A star at the University of Alabama, where he led the Crimson Tide to a National Championship as its quarterback, Namath was drafted by the New York Jets of the upstart American Football League in 1964.  He is best known in football lore for defeating the Baltimore Colts in Super Bowl III in a stunning upset.  Namath was inducted into the Pro Football Hall of Fame in 1985.

As we learned in our Football History 101 series, “Broadway” Joe Namath never shrank from the spotlight.  His post-football career was no different.  Aside from the numerous appearances he made in the popular comedy and variety shows of the time, Namath made several guest appearances on scripted shows as well.


TV Filmography:

·  The A-Team:  10/17/86
·  Fantasy Island:  5/2/81
·  The Love Boat:  1/26/80 and 5/9/81
·  The Waverly Wonders:  nine episodes as Joe Casey, from January to October 1978

O.J. Simpson

Orenthal James “O.J.” Simpson was fresh off his Heisman-Trophy senior season at the University of Southern California when he was the first overall draft pick by the Buffalo Bills in the 1969 draft.  Over his ten-year career as a running back, the last two of which were spent with the San Francisco 49ers, Simpson amassed 11,236 yards with 61 touchdowns; he earned six Pro Bowl selections and led the league in rushing four times.  He was inducted into the Pro Football Hall of Fame in 1985, his first year of eligibility.
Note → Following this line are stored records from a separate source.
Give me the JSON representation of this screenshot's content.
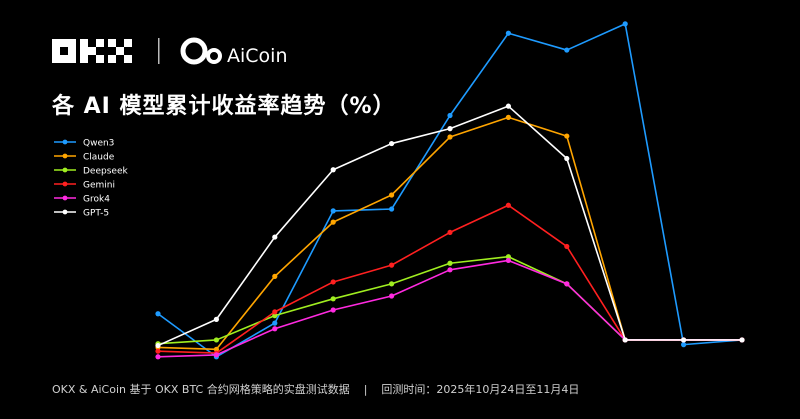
{
  "brand": {
    "okx": "OKX",
    "aicoin": "AiCoin"
  },
  "chart_data": {
    "type": "line",
    "title": "各 AI 模型累计收益率趋势（%）",
    "x": [
      0,
      1,
      2,
      3,
      4,
      5,
      6,
      7,
      8,
      9,
      10
    ],
    "ylim": [
      -30,
      340
    ],
    "grid": false,
    "legend_position": "top-left",
    "series": [
      {
        "name": "Qwen3",
        "color": "#1e9bff",
        "values": [
          28,
          -18,
          18,
          138,
          140,
          240,
          328,
          310,
          338,
          -5,
          0
        ]
      },
      {
        "name": "Claude",
        "color": "#ffa500",
        "values": [
          -8,
          -10,
          68,
          126,
          155,
          217,
          238,
          218,
          0,
          0,
          0
        ]
      },
      {
        "name": "Deepseek",
        "color": "#a0ee20",
        "values": [
          -4,
          0,
          26,
          44,
          60,
          82,
          89,
          60,
          0,
          0,
          0
        ]
      },
      {
        "name": "Gemini",
        "color": "#ff2020",
        "values": [
          -12,
          -14,
          30,
          62,
          80,
          115,
          144,
          100,
          0,
          0,
          0
        ]
      },
      {
        "name": "Grok4",
        "color": "#ff2ae0",
        "values": [
          -18,
          -16,
          12,
          32,
          47,
          75,
          85,
          60,
          0,
          0,
          0
        ]
      },
      {
        "name": "GPT-5",
        "color": "#ffffff",
        "values": [
          -6,
          22,
          110,
          182,
          210,
          226,
          250,
          194,
          0,
          0,
          0
        ]
      }
    ]
  },
  "footer": {
    "source": "OKX & AiCoin 基于 OKX BTC 合约网格策略的实盘测试数据",
    "separator": "|",
    "period": "回测时间：2025年10月24日至11月4日"
  }
}
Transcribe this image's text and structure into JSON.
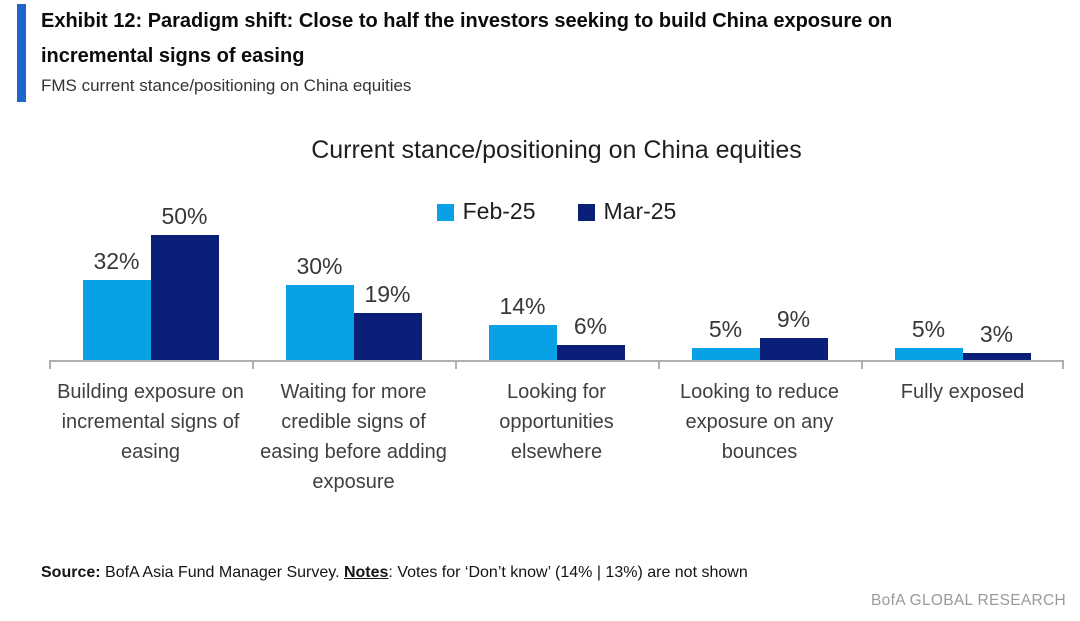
{
  "header": {
    "exhibit_title": "Exhibit 12: Paradigm shift: Close to half the investors seeking to build China exposure on incremental signs of easing",
    "subtitle": "FMS current stance/positioning on China equities"
  },
  "chart_data": {
    "type": "bar",
    "title": "Current stance/positioning on China equities",
    "categories": [
      "Building exposure on incremental signs of easing",
      "Waiting for more credible signs of easing before adding exposure",
      "Looking for opportunities elsewhere",
      "Looking to reduce exposure on any bounces",
      "Fully exposed"
    ],
    "series": [
      {
        "name": "Feb-25",
        "color": "#09A1E6",
        "values": [
          32,
          30,
          14,
          5,
          5
        ]
      },
      {
        "name": "Mar-25",
        "color": "#0A1F78",
        "values": [
          50,
          19,
          6,
          9,
          3
        ]
      }
    ],
    "value_suffix": "%",
    "ylim": [
      0,
      55
    ],
    "grid": false,
    "legend_position": "top-center",
    "axis_color": "#B0B0B0"
  },
  "footer": {
    "source_label": "Source:",
    "source_text": " BofA Asia Fund Manager Survey. ",
    "notes_label": "Notes",
    "notes_text": ": Votes for ‘Don’t know’ (14% | 13%) are not shown",
    "brand": "BofA GLOBAL RESEARCH"
  },
  "colors": {
    "accent_bar": "#2065C9",
    "feb_25": "#09A1E6",
    "mar_25": "#0A1F78",
    "axis": "#B0B0B0",
    "brand_text": "#9A9A9A"
  }
}
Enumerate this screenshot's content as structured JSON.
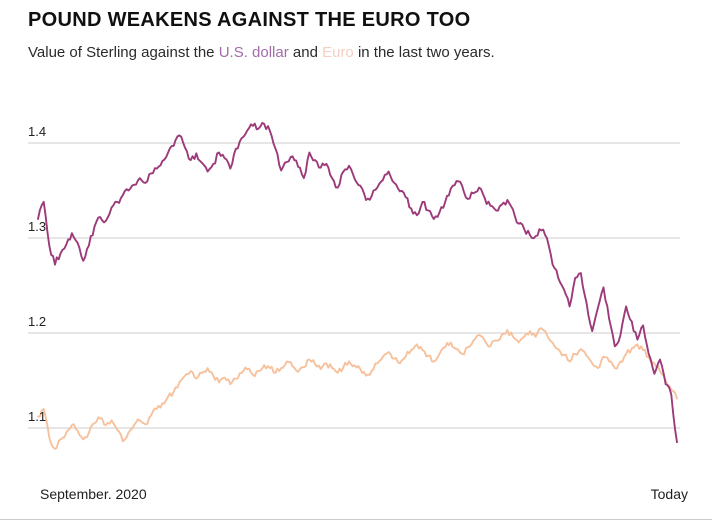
{
  "header": {
    "title": "POUND WEAKENS AGAINST THE EURO TOO",
    "subtitle": {
      "pre": "Value of Sterling against the ",
      "usd": "U.S. dollar",
      "mid": " and ",
      "euro": "Euro",
      "post": " in the last two years."
    }
  },
  "colors": {
    "usd_line": "#9c3a7a",
    "euro_line": "#f6c19c",
    "usd_text": "#a36ca8",
    "euro_text": "#f4cfc4",
    "grid": "#cccccc",
    "title_text": "#101010",
    "body_text": "#2b2b2b",
    "axis_text": "#222222",
    "divider": "#cccccc"
  },
  "chart_data": {
    "type": "line",
    "title": "POUND WEAKENS AGAINST THE EURO TOO",
    "subtitle": "Value of Sterling against the U.S. dollar and Euro in the last two years.",
    "grid": "horizontal",
    "legend_position": "inline-subtitle",
    "ylim": [
      1.05,
      1.45
    ],
    "y_ticks": [
      "1.1",
      "1.2",
      "1.3",
      "1.4"
    ],
    "x_axis": {
      "start_label": "September. 2020",
      "end_label": "Today"
    },
    "series": [
      {
        "name": "Euro",
        "color": "#f6c19c",
        "values": [
          1.112,
          1.12,
          1.09,
          1.078,
          1.088,
          1.095,
          1.103,
          1.097,
          1.088,
          1.095,
          1.105,
          1.11,
          1.103,
          1.108,
          1.098,
          1.086,
          1.095,
          1.103,
          1.108,
          1.104,
          1.113,
          1.12,
          1.126,
          1.133,
          1.138,
          1.148,
          1.155,
          1.16,
          1.152,
          1.158,
          1.163,
          1.155,
          1.148,
          1.153,
          1.146,
          1.152,
          1.158,
          1.162,
          1.156,
          1.16,
          1.166,
          1.163,
          1.158,
          1.163,
          1.17,
          1.165,
          1.159,
          1.164,
          1.172,
          1.167,
          1.162,
          1.168,
          1.163,
          1.158,
          1.164,
          1.17,
          1.166,
          1.162,
          1.155,
          1.16,
          1.168,
          1.175,
          1.18,
          1.173,
          1.168,
          1.175,
          1.182,
          1.188,
          1.182,
          1.176,
          1.17,
          1.178,
          1.185,
          1.19,
          1.183,
          1.178,
          1.185,
          1.192,
          1.198,
          1.192,
          1.186,
          1.192,
          1.198,
          1.203,
          1.196,
          1.19,
          1.196,
          1.202,
          1.196,
          1.205,
          1.198,
          1.19,
          1.183,
          1.177,
          1.17,
          1.178,
          1.183,
          1.176,
          1.168,
          1.163,
          1.175,
          1.17,
          1.163,
          1.17,
          1.178,
          1.184,
          1.188,
          1.182,
          1.175,
          1.168,
          1.16,
          1.15,
          1.14,
          1.131
        ]
      },
      {
        "name": "U.S. dollar",
        "color": "#9c3a7a",
        "values": [
          1.32,
          1.338,
          1.292,
          1.272,
          1.284,
          1.293,
          1.305,
          1.295,
          1.276,
          1.292,
          1.312,
          1.322,
          1.318,
          1.332,
          1.338,
          1.345,
          1.35,
          1.356,
          1.363,
          1.358,
          1.368,
          1.373,
          1.381,
          1.39,
          1.397,
          1.408,
          1.395,
          1.382,
          1.389,
          1.379,
          1.37,
          1.378,
          1.39,
          1.384,
          1.373,
          1.394,
          1.405,
          1.413,
          1.418,
          1.415,
          1.42,
          1.413,
          1.394,
          1.371,
          1.38,
          1.386,
          1.375,
          1.363,
          1.39,
          1.382,
          1.374,
          1.378,
          1.363,
          1.353,
          1.37,
          1.376,
          1.362,
          1.355,
          1.34,
          1.344,
          1.353,
          1.361,
          1.37,
          1.358,
          1.349,
          1.343,
          1.331,
          1.324,
          1.338,
          1.329,
          1.32,
          1.327,
          1.338,
          1.352,
          1.36,
          1.355,
          1.341,
          1.347,
          1.353,
          1.342,
          1.334,
          1.329,
          1.335,
          1.34,
          1.33,
          1.315,
          1.309,
          1.303,
          1.302,
          1.308,
          1.3,
          1.272,
          1.258,
          1.246,
          1.228,
          1.258,
          1.263,
          1.232,
          1.202,
          1.226,
          1.248,
          1.215,
          1.186,
          1.198,
          1.228,
          1.212,
          1.193,
          1.208,
          1.178,
          1.157,
          1.172,
          1.146,
          1.135,
          1.085
        ]
      }
    ]
  }
}
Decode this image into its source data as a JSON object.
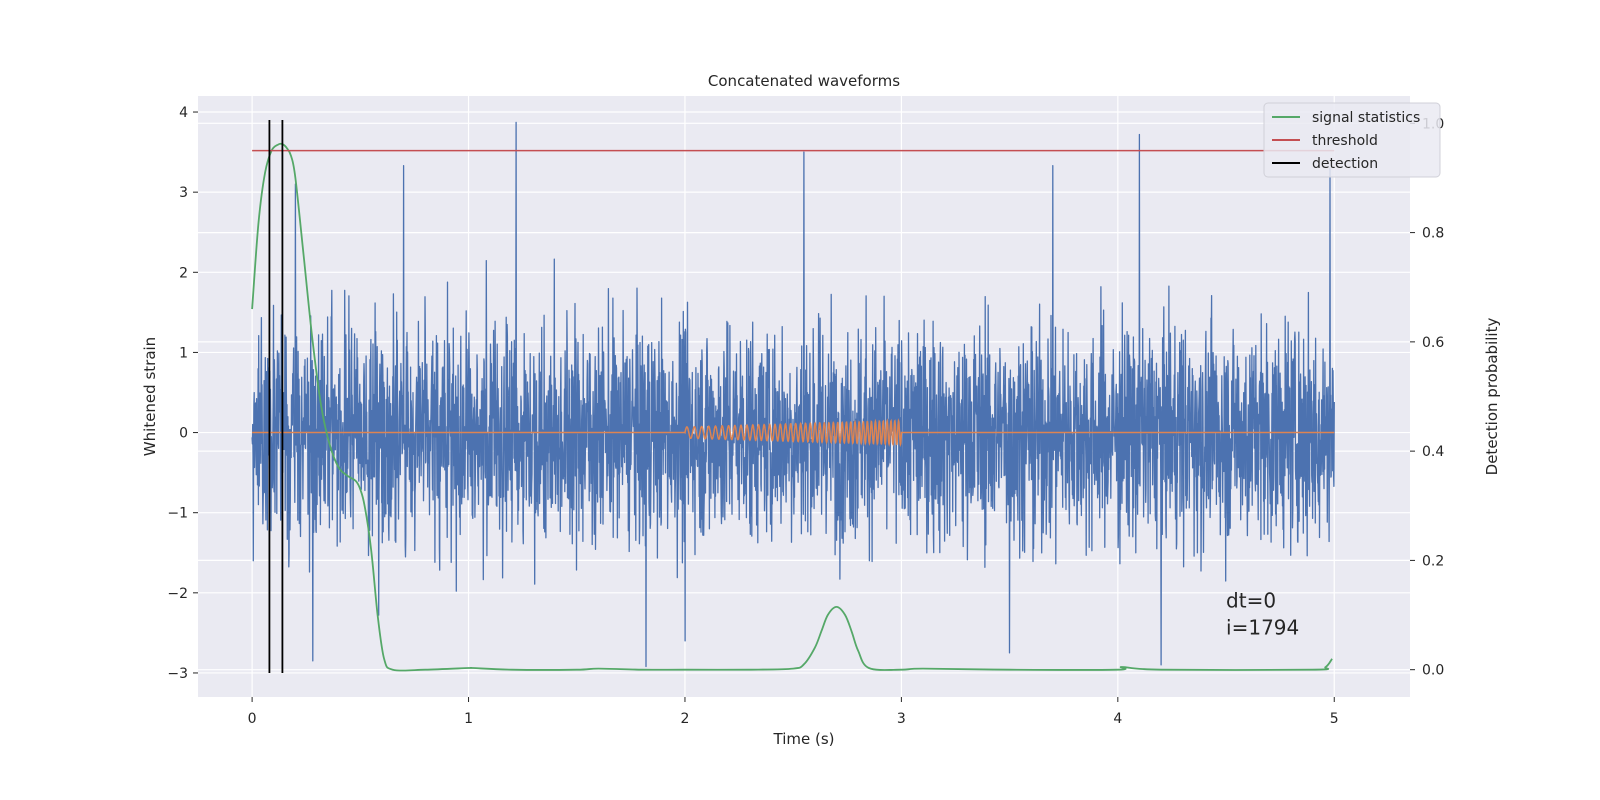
{
  "chart_data": {
    "type": "line",
    "title": "Concatenated waveforms",
    "xlabel": "Time (s)",
    "ylabel": "Whitened strain",
    "ylabel_right": "Detection probability",
    "xlim": [
      -0.25,
      5.35
    ],
    "ylim": [
      -3.3,
      4.2
    ],
    "ylim_right": [
      -0.05,
      1.05
    ],
    "xticks": [
      0,
      1,
      2,
      3,
      4,
      5
    ],
    "yticks": [
      -3,
      -2,
      -1,
      0,
      1,
      2,
      3,
      4
    ],
    "yticks_right": [
      0.0,
      0.2,
      0.4,
      0.6,
      0.8,
      1.0
    ],
    "xtick_labels": [
      "0",
      "1",
      "2",
      "3",
      "4",
      "5"
    ],
    "ytick_labels": [
      "−3",
      "−2",
      "−1",
      "0",
      "1",
      "2",
      "3",
      "4"
    ],
    "ytick_right_labels": [
      "0.0",
      "0.2",
      "0.4",
      "0.6",
      "0.8",
      "1.0"
    ],
    "grid": true,
    "legend_position": "top-right",
    "colors": {
      "strain": "#4c72b0",
      "template": "#dd8452",
      "signal": "#55a868",
      "threshold": "#c44e52",
      "detection": "#000000",
      "background": "#eaeaf2"
    },
    "series": [
      {
        "name": "signal statistics",
        "axis": "right",
        "x": [
          0,
          0.03,
          0.06,
          0.09,
          0.12,
          0.14,
          0.16,
          0.18,
          0.2,
          0.24,
          0.28,
          0.32,
          0.36,
          0.4,
          0.44,
          0.48,
          0.5,
          0.52,
          0.55,
          0.58,
          0.61,
          0.65,
          0.8,
          1.0,
          1.02,
          1.2,
          1.5,
          1.6,
          1.8,
          2.0,
          2.3,
          2.5,
          2.55,
          2.6,
          2.63,
          2.66,
          2.7,
          2.74,
          2.77,
          2.8,
          2.85,
          3.0,
          3.1,
          3.5,
          4.0,
          4.02,
          4.2,
          4.9,
          4.96,
          4.99
        ],
        "y": [
          0.66,
          0.82,
          0.91,
          0.95,
          0.961,
          0.962,
          0.955,
          0.94,
          0.9,
          0.75,
          0.6,
          0.48,
          0.41,
          0.37,
          0.355,
          0.345,
          0.33,
          0.3,
          0.22,
          0.1,
          0.02,
          0.0,
          0.0,
          0.003,
          0.003,
          0.0,
          0.0,
          0.002,
          0.0,
          0.0,
          0.0,
          0.002,
          0.01,
          0.04,
          0.07,
          0.1,
          0.115,
          0.1,
          0.07,
          0.035,
          0.003,
          0.0,
          0.002,
          0.0,
          0.0,
          0.005,
          0.0,
          0.0,
          0.005,
          0.02
        ]
      },
      {
        "name": "threshold",
        "axis": "right",
        "x": [
          0,
          5
        ],
        "y": [
          0.95,
          0.95
        ]
      },
      {
        "name": "detection",
        "axis": "left",
        "vlines_x": [
          0.08,
          0.14
        ],
        "ymin": -3.0,
        "ymax": 3.9
      },
      {
        "name": "",
        "axis": "left",
        "kind": "noise",
        "x_range": [
          0,
          5
        ],
        "amplitude_range": [
          -2.9,
          3.87
        ],
        "peaks": [
          {
            "x": 1.22,
            "y": 3.87
          },
          {
            "x": 4.1,
            "y": 3.72
          },
          {
            "x": 2.55,
            "y": 3.5
          },
          {
            "x": 3.7,
            "y": 3.33
          },
          {
            "x": 0.7,
            "y": 3.33
          },
          {
            "x": 4.98,
            "y": 3.3
          },
          {
            "x": 0.2,
            "y": 3.1
          },
          {
            "x": 1.82,
            "y": -2.92
          },
          {
            "x": 4.2,
            "y": -2.9
          },
          {
            "x": 0.28,
            "y": -2.85
          },
          {
            "x": 3.5,
            "y": -2.75
          },
          {
            "x": 2.0,
            "y": -2.6
          }
        ]
      },
      {
        "name": "",
        "axis": "left",
        "kind": "chirp",
        "x_range": [
          2.0,
          3.0
        ],
        "amplitude_start": 0.07,
        "amplitude_end": 0.15,
        "baseline": 0
      }
    ],
    "annotations": [
      {
        "text": "dt=0",
        "x": 4.5,
        "y": -2.18
      },
      {
        "text": "i=1794",
        "x": 4.5,
        "y": -2.52
      }
    ]
  }
}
Although he made many appearances on television, O.J. is probably better known for his success in film—most notably for his appearances in the Naked Gun franchise.  Other movie credits include The Towering Inferno and Capricorn One.  He also had a successful run as a spokesman for Hertz.  I particularly like this one spoofing Miller Lite’s “Great Taste…Less Filling!” ads with Dick Butkus and Bubba Smith: 


TV Filmography:

·  In the Heat of the Night:  3/28/89
·  1st and Ten: The Championship:  12 episodes as T.D. Parker, from August 1986 to January 1990
·  Roots:  1/1/77 (right)
·  Cade’s County:  3/19/72
·  Medical Center:  9/24/69 
    I hope you've enjoyed our mini series on the biggest NFL stars that made it on the small screen. And I hope you enjoy today's games and tonight's Primetime Emmy Awards!